The amount of time that Hana-bi devotes to silence and stillness makes it tempting to label it as a "zen yakuza film." But despite its many quiet passages, it's still a surprisingly tense film. The characters are anything but enlightened or at peace. On the contrary, they're constantly in shambles - unable to connect or communicate effectively with anyone. In one surreal montage, which lasts roughly three minutes, Horibe gazes tearfully at flowers and imagines paintings of animals with flowers in place of body parts. It's a strange moment not only because of the hallucinatory imagery, but also because of the length of the sequence and the lack of any discernible context behind the images. As a result, we realize that this is a man with no connection to the world around him. All he has left in life are bizarre images conjured from his lonely imagination.

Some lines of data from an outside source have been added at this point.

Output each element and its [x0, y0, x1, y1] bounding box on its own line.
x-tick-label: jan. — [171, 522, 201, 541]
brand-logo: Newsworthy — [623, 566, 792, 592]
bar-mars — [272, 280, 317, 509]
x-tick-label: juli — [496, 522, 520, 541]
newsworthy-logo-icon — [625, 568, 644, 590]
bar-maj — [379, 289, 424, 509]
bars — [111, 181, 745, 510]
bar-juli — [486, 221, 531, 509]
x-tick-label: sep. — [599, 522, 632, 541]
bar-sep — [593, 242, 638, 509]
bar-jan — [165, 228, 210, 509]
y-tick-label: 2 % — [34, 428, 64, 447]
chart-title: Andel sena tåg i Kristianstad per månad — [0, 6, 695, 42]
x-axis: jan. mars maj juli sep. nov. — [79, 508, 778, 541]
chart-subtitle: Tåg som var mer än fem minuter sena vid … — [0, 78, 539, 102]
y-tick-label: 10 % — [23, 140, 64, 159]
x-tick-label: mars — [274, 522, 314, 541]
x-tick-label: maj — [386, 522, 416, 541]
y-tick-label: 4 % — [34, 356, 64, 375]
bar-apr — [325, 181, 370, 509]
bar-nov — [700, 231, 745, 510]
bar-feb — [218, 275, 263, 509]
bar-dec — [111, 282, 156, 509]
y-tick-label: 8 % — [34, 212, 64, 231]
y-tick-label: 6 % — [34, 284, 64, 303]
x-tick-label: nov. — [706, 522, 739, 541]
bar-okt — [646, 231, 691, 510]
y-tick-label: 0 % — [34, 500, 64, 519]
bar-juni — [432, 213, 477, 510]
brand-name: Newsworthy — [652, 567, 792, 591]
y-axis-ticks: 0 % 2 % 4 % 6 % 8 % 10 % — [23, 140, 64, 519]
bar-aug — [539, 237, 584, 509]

As for Nishi, his initial lack of response to everyone around him, initially irritating to watch, eventually takes on a heartrending quality. He plans a bank robbery to be able to take his ailing wife on a road trip around Japan, but when it finally happens, the two hardly ever speak to each other. At most, they communicate with tentative smiles, unable to find the words to express their feelings. Make no mistake: even though this is a film in which eyes are gouged out and blood spurts in slow-motion from gunshots at close range, it's also an overwhelmingly sad film. There is plenty of physical violence throughout, but the damage that the characters' souls sustain runs much deeper. The violence here is not meant for entertainment: Hana-bi is a searing indictment of the harmful effects of a lack of communication, as well as the ripple effect that violence has not only on the victims and/or perpetrators, but also on those around them.